You must look at the innate forces that have driven you since you were aware of your own existence. There is a reason that you have had an innate interest in food, children, teaching, medicine, machines, or whatever. Your specific DNA code continues to lead you back to these things because you were born with it. If you have an overwhelming interest in painting art, it’s going to be hard to start a trucking company and stay focused to be the best company owner. This is not what your genetic code was created for.

For me, I have wandered for many years looking for what I was bred to do. I have finally found what it was but it took years of failing at what I was not meant to do to finally discover it.  Maybe my journey will be an example of how you too can access your own purpose.

I was not meant to go to school. I hated school and I failed miserably at it. I flunked nearly every class I had in college and eventually dropped out. Actually I was academically suspended. I was so bad at school the university didn’t want me there anymore. Yet, that doesn’t mean I am not educated. In fact, I have more knowledge than a lot of people I know.

In high school I never did well in group projects. For one, I always wanted to be the leader of groups so I could just do it myself and dole out bits of responsibility to others in the group. I was not a team player. I played basketball and football and I was pretty good but I excelled at track and downhill skiing, both the kinds of sports that I could compete in independently.

When I was a child I was the only child of divorced parents. I did very well in the environment of living with my mom 9 months out of the year and summers with my dad. I could adjust and adapt myself to fit the home of either parents as early as age 8. My childhood was great even in unstable environments because I was used to being a loner. I could also make friends with people a lot older than me in both households. This allowed me to learn about life very fast due to their wisdom.

Looking back at my youth, I could see that my genetics were designed to be independent and significant. I have the desire to be singularly influential and make a difference in

other people’s lives. I’ve been doing this since I was very young. Does this sound like someone that was meant to work in the conventional or traditional work and life environments? This is why I couldn’t graduate college, this is why I hated every job I ever had. This is why my self-drive directs me to creating companies and writing books.

The point is this, if you want to find your purpose start on this day, now, Monday January 2, 2023. Look back at your youthful life and contrast what your instincts have always been telling you to do. Then look at what you are doing now. Does it align with what your primal drive has been telling you your whole life? If not, plan and strategize for a change this year. Take this year and push harder than you have ever done before. Maximize your health, your next career, your money, your family, and your sex life to the optimum every single fucking day! No days off! No vacations, no extras. No nothing except finding out who you really are. Can you do that for just one year? If you said no, let me give you time to reconsider.

Sure you can, anyone can.
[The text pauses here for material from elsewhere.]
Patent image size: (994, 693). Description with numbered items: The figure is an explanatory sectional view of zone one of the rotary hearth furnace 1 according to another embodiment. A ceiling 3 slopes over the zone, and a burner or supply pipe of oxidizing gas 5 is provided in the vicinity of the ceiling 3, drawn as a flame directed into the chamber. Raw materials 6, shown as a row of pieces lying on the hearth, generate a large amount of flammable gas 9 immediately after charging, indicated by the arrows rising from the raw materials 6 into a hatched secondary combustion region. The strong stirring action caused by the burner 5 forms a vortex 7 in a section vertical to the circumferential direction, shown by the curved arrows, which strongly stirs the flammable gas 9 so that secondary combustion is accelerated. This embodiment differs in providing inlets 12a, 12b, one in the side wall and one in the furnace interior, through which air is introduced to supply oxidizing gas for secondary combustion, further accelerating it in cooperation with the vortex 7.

I showed you how I found mine and as you can see it wasn’t as specific as Marie Curie seeing test tubes in her father’s lab as a child then later in life earning a PhD and discovering radium to become a Nobel Laureate for her work. You are probably a lot like me and your purpose is vague. The life we live is rich with opportunity and shiny things. It’s hard to find where you might fit the best. However, start by really thinking back to what drove you as a child or a teenager. Look back and inward and start with that.
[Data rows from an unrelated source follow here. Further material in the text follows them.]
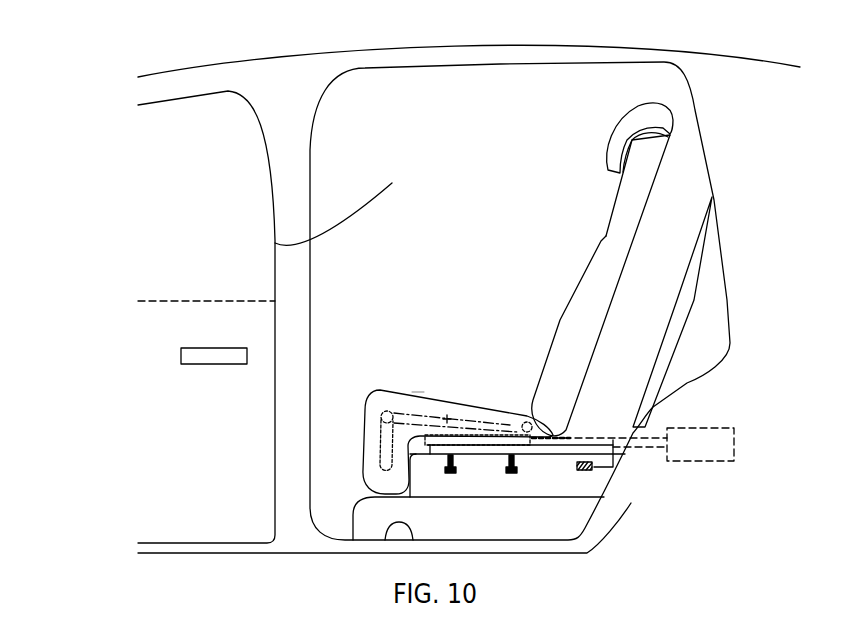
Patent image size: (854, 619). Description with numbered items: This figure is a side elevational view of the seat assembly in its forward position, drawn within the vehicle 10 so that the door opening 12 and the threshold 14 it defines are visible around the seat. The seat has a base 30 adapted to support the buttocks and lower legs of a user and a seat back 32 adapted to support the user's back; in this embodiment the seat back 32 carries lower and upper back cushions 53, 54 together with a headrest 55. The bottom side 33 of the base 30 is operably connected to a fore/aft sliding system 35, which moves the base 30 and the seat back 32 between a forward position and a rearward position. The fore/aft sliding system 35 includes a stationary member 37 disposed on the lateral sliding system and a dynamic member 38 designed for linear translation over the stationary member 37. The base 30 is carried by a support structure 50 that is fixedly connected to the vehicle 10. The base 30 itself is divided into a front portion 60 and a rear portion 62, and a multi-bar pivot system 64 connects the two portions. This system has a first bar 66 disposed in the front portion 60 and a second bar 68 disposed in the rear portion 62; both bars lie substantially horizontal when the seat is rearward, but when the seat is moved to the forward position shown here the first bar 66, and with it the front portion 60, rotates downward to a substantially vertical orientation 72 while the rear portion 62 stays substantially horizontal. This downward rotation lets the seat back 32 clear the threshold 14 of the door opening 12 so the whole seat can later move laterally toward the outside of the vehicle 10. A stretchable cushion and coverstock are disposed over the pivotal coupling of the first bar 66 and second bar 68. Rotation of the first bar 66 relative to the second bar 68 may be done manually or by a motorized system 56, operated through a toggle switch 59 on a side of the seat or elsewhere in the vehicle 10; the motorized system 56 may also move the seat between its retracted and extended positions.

The vehicle 10 is at (143, 63).
The door opening 12 is at (275, 243).
The threshold 14 is at (396, 527).
The base 30 is at (489, 395).
The seat back 32 is at (575, 291).
The bottom side 33 is at (463, 437).
The fore/aft sliding system 35 is at (467, 373).
The stationary member 37 is at (485, 447).
The dynamic member 38 is at (513, 437).
The support structure 50 is at (440, 483).
The lower back cushion 53 is at (557, 328).
The upper back cushion 54 is at (613, 207).
The headrest 55 is at (627, 114).
The motorized system 56 is at (720, 427).
The toggle switch 59 is at (588, 471).
The front portion 60 is at (360, 485).
The rear portion 62 is at (490, 410).
The multi-bar pivot system 64 is at (418, 396).
The first bar 66 is at (375, 440).
The second bar 68 is at (444, 410).
The substantially vertical orientation 72 is at (362, 409).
Worried your purpose won’t pay the bills. Rest easy, there is a way to make a living at virtually anything these days. You just have to be the best at what you do. People who are the masters at just one thing get paid a fortune to do their work. It may take time and you will have to put in more effort than anyone else. But if you’re only going to do what everyone else is doing, you’ll only get what everyone else is getting.

Start today. I start over every year at this time and focus on what I already know about myself just to reinvest in my purpose as a writer. I’ve been doing a lot longer than most but I had to start somewhere too.

Take my word for it, there is no one else like you so no one else can do what you were born to do as good as you will do it.  You are the best in the world out of 8 billion people at who you are and what you can achieve. Your unique skills and viewpoints are marketable and people will pay you to listen, learn, or experience what you can produce.